A view over Lake St. Clair from Pumphouse Point, Tasmania.
Pumphouse Point, Tasmania. A-MAZE-ING. Spot Mr. ETT walking back to our room.

You’ve Tried and It’s Impossible

If none of this is any help, and you are genuinely stuck in a role where taking leave is impossible, it might be time to go back and review your value-based goals. Is this job helping you reach them with a fair trade-off of your life? If not, ask yourself whether it is time to consider something else.

Finally, close your eyes for a moment and imagine what would happen if you won 20 million in tonight’s Powerball, and decided never to walk into work again*. Would the entire business collapse, or would they end up coping? My guess is that in 99.9% of the cases, they would cope and move on. (That sounds harsh. I’m sure they would celebrate for you (Lotto) or mourn (bus) first.)

*for the pessimists, what if you were hit by a bus? (Why do buses always get the bad rap?)

For the record, I have very little annual leave as I started a new job this year. I was paid out for 4 weeks when I left my last job. Mr. ETT has 10 weeks, for many of the reasons listed above.

Do you hoard your leave? Why or why not?


Data Source

6 thoughts on “Australians Are Hoarders – Do You Suffer From FOTAL?

  1. Yikes, the United States is all the way over on the left in the graph! Despite that I do get about 4 weeks of “paid time off”, which can’t roll over into future years. So at my company we can’t hoard the time, we have to use it-or lose it. Many people do end up losing it. This year I’m going to officially lose a few days, although I’ll talk to my management and be able to unofficially carry them over to use next year.

    • I didn’t realise that some companies in the US offered holiday leave that can’t be rolled over. I found in my research that Germany offers 6 weeks to full-time workers, but, similarly it must be used each year. Sorry you might lose a few days – hopefully your negotiation pans out. I’m updating my post with a link to your infographic – very helpful, thanks!

      • Thanks so much! I hope others find it useful. And some companies in the US offer no leave at all, which I assume is why it’s over there on the graph. There’s no law that says people are entitled to paid time off. So companies can technically give whatever they want-including nothing.

  2. Thanks for the thought provoking post.

    Having to ask permission to take a holiday was one of the things that drove me to freelancing. Once you are your own boss you tell the clients when you are available, not beg their permission… of course the downside is no more paid holidays!

    On balance if you are good at what you do freelancing, and consistently deliver, then you can take as much holiday as you can afford. Has been super useful with school age kids and seemingly endless school holidays than no annual leave allowance could come close to covering!

    • You are right, Slow Dad, this is something that I am finding more and more frustrating the older I get. Particularly as we both work in businesses now where there is a mandatory shutdown over Christmas. This just means we waste half our leave cleaning the house and preparing for Christmas, as well has having to be off during school holidays, and when there is a significant premium on all things travel!
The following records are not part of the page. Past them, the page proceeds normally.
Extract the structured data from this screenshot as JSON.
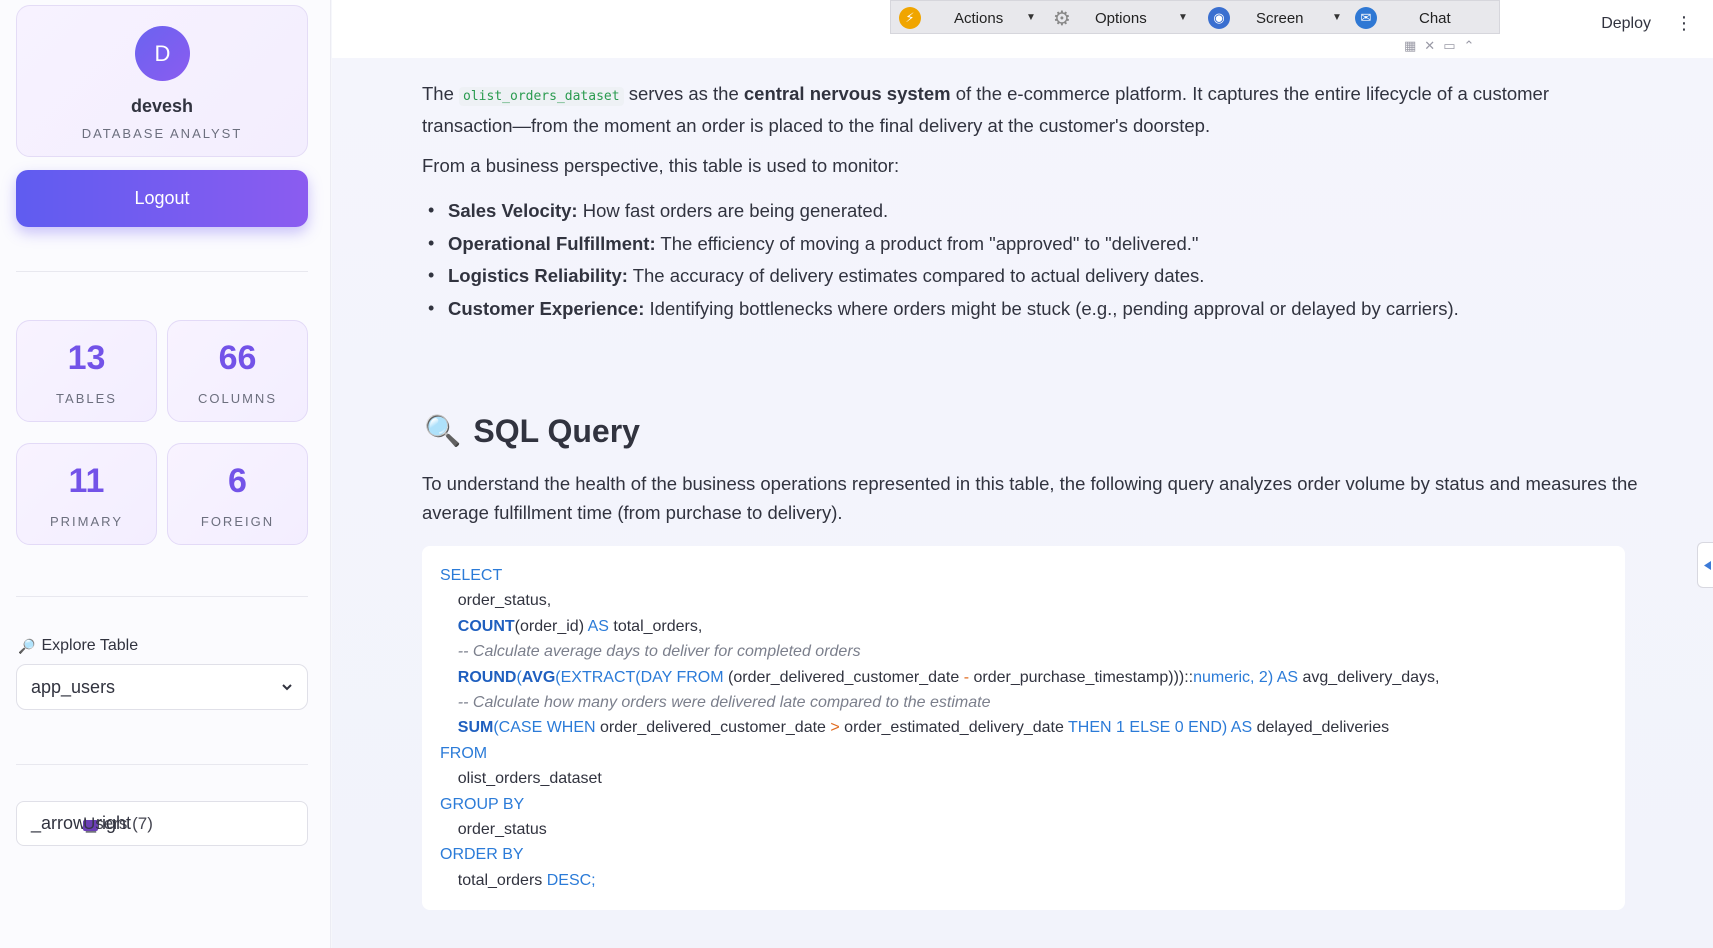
{
  "profile": {
    "avatar_initial": "D",
    "name": "devesh",
    "role": "DATABASE ANALYST"
  },
  "logout_label": "Logout",
  "stats": [
    {
      "value": "13",
      "label": "TABLES"
    },
    {
      "value": "66",
      "label": "COLUMNS"
    },
    {
      "value": "11",
      "label": "PRIMARY"
    },
    {
      "value": "6",
      "label": "FOREIGN"
    }
  ],
  "explore": {
    "label": "Explore Table",
    "selected": "app_users"
  },
  "expander": {
    "arrow_text": "_arrow_right",
    "label": "Users (7)"
  },
  "toolbar": {
    "actions": "Actions",
    "options": "Options",
    "screen": "Screen",
    "chat": "Chat"
  },
  "header": {
    "deploy": "Deploy",
    "menu": "⋮"
  },
  "content": {
    "p1_before": "The ",
    "p1_code": "olist_orders_dataset",
    "p1_mid": " serves as the ",
    "p1_bold": "central nervous system",
    "p1_after": " of the e-commerce platform. It captures the entire lifecycle of a customer transaction—from the moment an order is placed to the final delivery at the customer's doorstep.",
    "p2": "From a business perspective, this table is used to monitor:",
    "bullets": [
      {
        "term": "Sales Velocity:",
        "text": " How fast orders are being generated."
      },
      {
        "term": "Operational Fulfillment:",
        "text": " The efficiency of moving a product from \"approved\" to \"delivered.\""
      },
      {
        "term": "Logistics Reliability:",
        "text": " The accuracy of delivery estimates compared to actual delivery dates."
      },
      {
        "term": "Customer Experience:",
        "text": " Identifying bottlenecks where orders might be stuck (e.g., pending approval or delayed by carriers)."
      }
    ],
    "sql_heading": "SQL Query",
    "p3": "To understand the health of the business operations represented in this table, the following query analyzes order volume by status and measures the average fulfillment time (from purchase to delivery)."
  },
  "sql": {
    "l1": "SELECT",
    "l2": "order_status,",
    "l3_fn": "COUNT",
    "l3_mid": "(order_id) ",
    "l3_kw": "AS",
    "l3_end": " total_orders,",
    "l4": "-- Calculate average days to deliver for completed orders",
    "l5_fn1": "ROUND",
    "l5_p1": "(",
    "l5_fn2": "AVG",
    "l5_p2": "(EXTRACT(",
    "l5_kw1": "DAY FROM",
    "l5_p3": " (order_delivered_customer_date ",
    "l5_op": "-",
    "l5_p4": " order_purchase_timestamp)))::",
    "l5_kw2": "numeric",
    "l5_p5": ", ",
    "l5_num": "2",
    "l5_p6": ") ",
    "l5_kw3": "AS",
    "l5_end": " avg_delivery_days,",
    "l6": "-- Calculate how many orders were delivered late compared to the estimate",
    "l7_fn": "SUM",
    "l7_p1": "(",
    "l7_kw1": "CASE WHEN",
    "l7_p2": " order_delivered_customer_date ",
    "l7_op": ">",
    "l7_p3": " order_estimated_delivery_date ",
    "l7_kw2": "THEN",
    "l7_num1": " 1 ",
    "l7_kw3": "ELSE",
    "l7_num2": " 0 ",
    "l7_kw4": "END",
    "l7_p4": ") ",
    "l7_kw5": "AS",
    "l7_end": " delayed_deliveries",
    "l8": "FROM",
    "l9": "olist_orders_dataset",
    "l10": "GROUP BY",
    "l11": "order_status",
    "l12": "ORDER BY",
    "l13_a": "total_orders ",
    "l13_kw": "DESC;"
  },
  "colors": {
    "accent": "#7353e8",
    "button_gradient_start": "#5f5cf0",
    "button_gradient_end": "#8b5cf0",
    "sql_keyword": "#2b7bd8",
    "inline_code": "#2a9b4f"
  }
}
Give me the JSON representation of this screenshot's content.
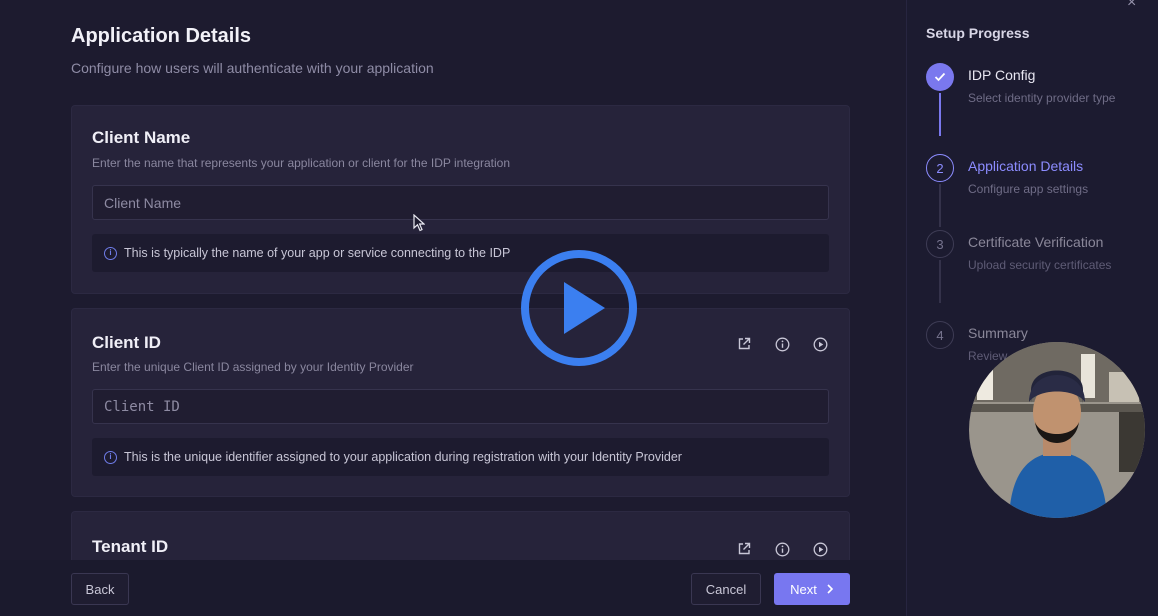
{
  "header": {
    "title": "Application Details",
    "subtitle": "Configure how users will authenticate with your application"
  },
  "cards": {
    "client_name": {
      "title": "Client Name",
      "description": "Enter the name that represents your application or client for the IDP integration",
      "placeholder": "Client Name",
      "hint": "This is typically the name of your app or service connecting to the IDP"
    },
    "client_id": {
      "title": "Client ID",
      "description": "Enter the unique Client ID assigned by your Identity Provider",
      "placeholder": "Client ID",
      "hint": "This is the unique identifier assigned to your application during registration with your Identity Provider"
    },
    "tenant_id": {
      "title": "Tenant ID"
    }
  },
  "footer": {
    "back_label": "Back",
    "cancel_label": "Cancel",
    "next_label": "Next"
  },
  "sidebar": {
    "title": "Setup Progress",
    "steps": [
      {
        "number": "1",
        "label": "IDP Config",
        "description": "Select identity provider type",
        "state": "complete"
      },
      {
        "number": "2",
        "label": "Application Details",
        "description": "Configure app settings",
        "state": "active"
      },
      {
        "number": "3",
        "label": "Certificate Verification",
        "description": "Upload security certificates",
        "state": "pending"
      },
      {
        "number": "4",
        "label": "Summary",
        "description": "Review",
        "state": "pending"
      }
    ]
  },
  "colors": {
    "accent": "#7877f0",
    "active_step": "#8c8cff",
    "play_button": "#3b7ff0"
  },
  "icons": [
    "info-icon",
    "external-link-icon",
    "play-circle-icon",
    "check-icon",
    "chevron-right-icon",
    "close-icon",
    "play-icon"
  ]
}
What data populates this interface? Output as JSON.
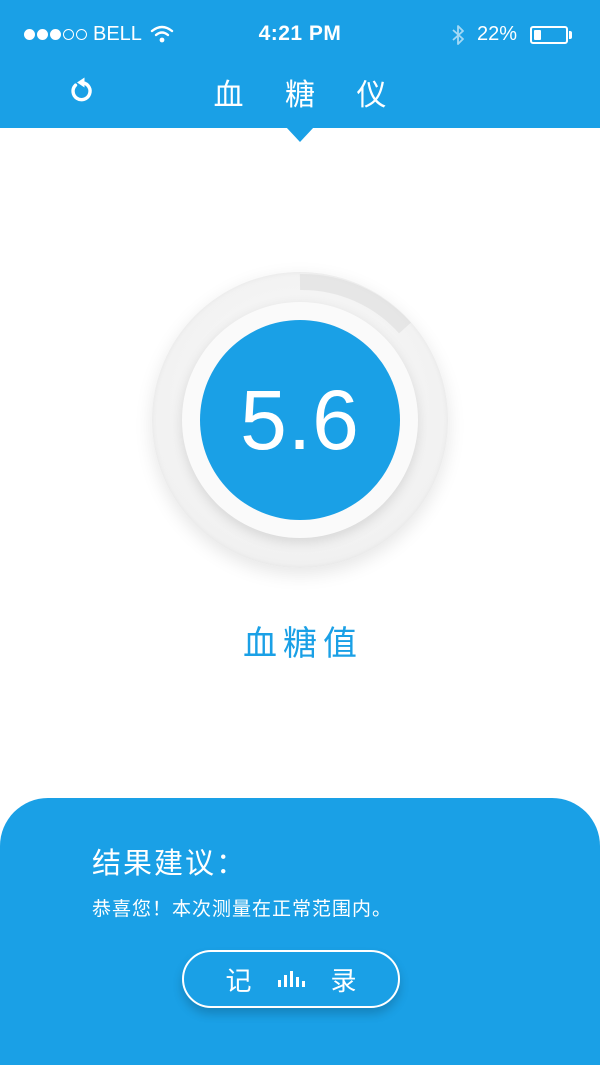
{
  "status_bar": {
    "carrier": "BELL",
    "time": "4:21 PM",
    "battery_percent": "22%",
    "battery_level": 0.22,
    "signal_bars_filled": 3,
    "signal_bars_total": 5
  },
  "header": {
    "title": "血 糖 仪",
    "back_icon": "refresh-icon"
  },
  "gauge": {
    "reading": "5.6",
    "label": "血糖值"
  },
  "result": {
    "title": "结果建议：",
    "message": "恭喜您！本次测量在正常范围内。",
    "record_button": {
      "left_char": "记",
      "right_char": "录",
      "icon": "bar-chart-icon"
    }
  },
  "colors": {
    "primary": "#1aa0e6",
    "background": "#ffffff",
    "text_on_primary": "#ffffff"
  }
}
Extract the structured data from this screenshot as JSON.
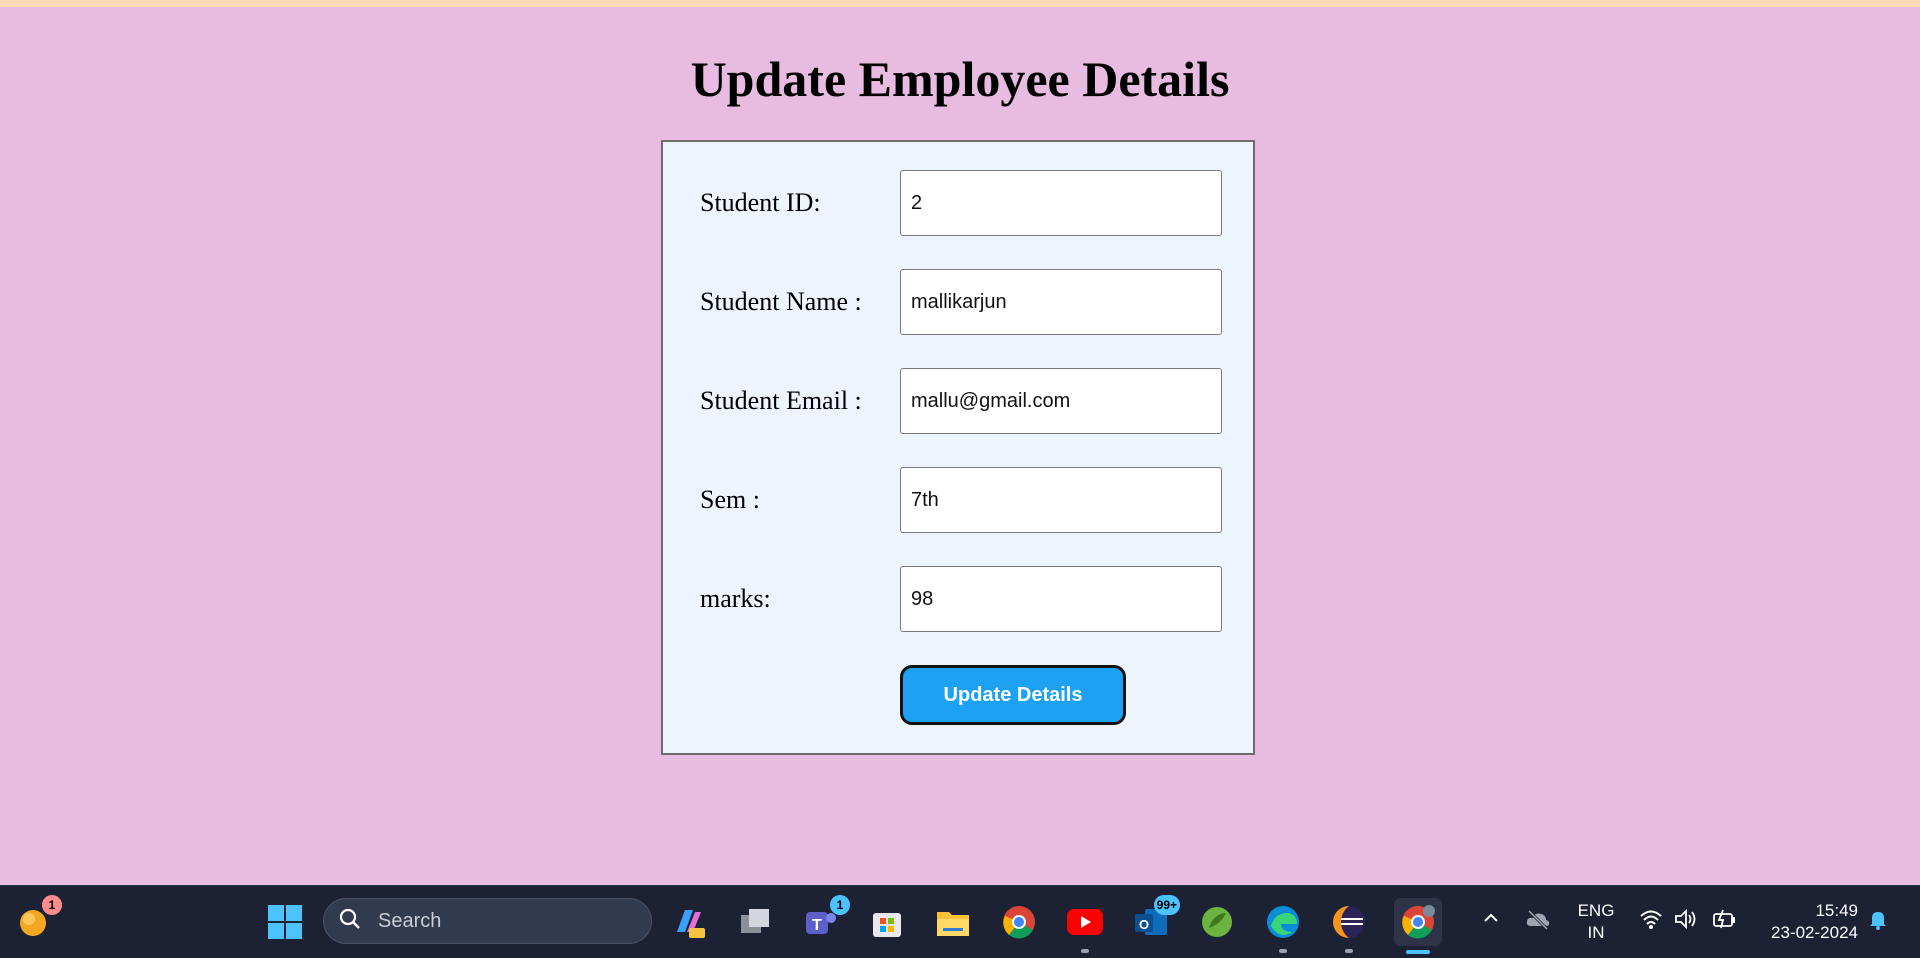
{
  "page": {
    "title": "Update Employee Details"
  },
  "form": {
    "fields": [
      {
        "label": "Student ID:",
        "value": "2"
      },
      {
        "label": "Student Name :",
        "value": "mallikarjun"
      },
      {
        "label": "Student Email :",
        "value": "mallu@gmail.com"
      },
      {
        "label": "Sem :",
        "value": "7th"
      },
      {
        "label": "marks:",
        "value": "98"
      }
    ],
    "submit_label": "Update Details"
  },
  "taskbar": {
    "notification_badge": "1",
    "search_placeholder": "Search",
    "teams_badge": "1",
    "outlook_badge": "99+",
    "language": "ENG",
    "region": "IN",
    "time": "15:49",
    "date": "23-02-2024"
  },
  "colors": {
    "page_background": "#e8bce0",
    "form_background": "#eef4fe",
    "button": "#1da1f2",
    "taskbar": "#1c2233"
  }
}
      I love your URL – Mr. ETT came to mind instantly. Massive congratulations on reaching FI!

  3. Thanks for the shout out!!! That’s awesome that Australians get four weeks of paid leave every year. Like the US I think too many people try to be the good solider and forgo leave to power through and make themselves look good. I wonder if that’s why people in the US are more stressed and studies have shown that people come back more rested and recharged after a nice vacation break. Anyway thanks for sharing!!!!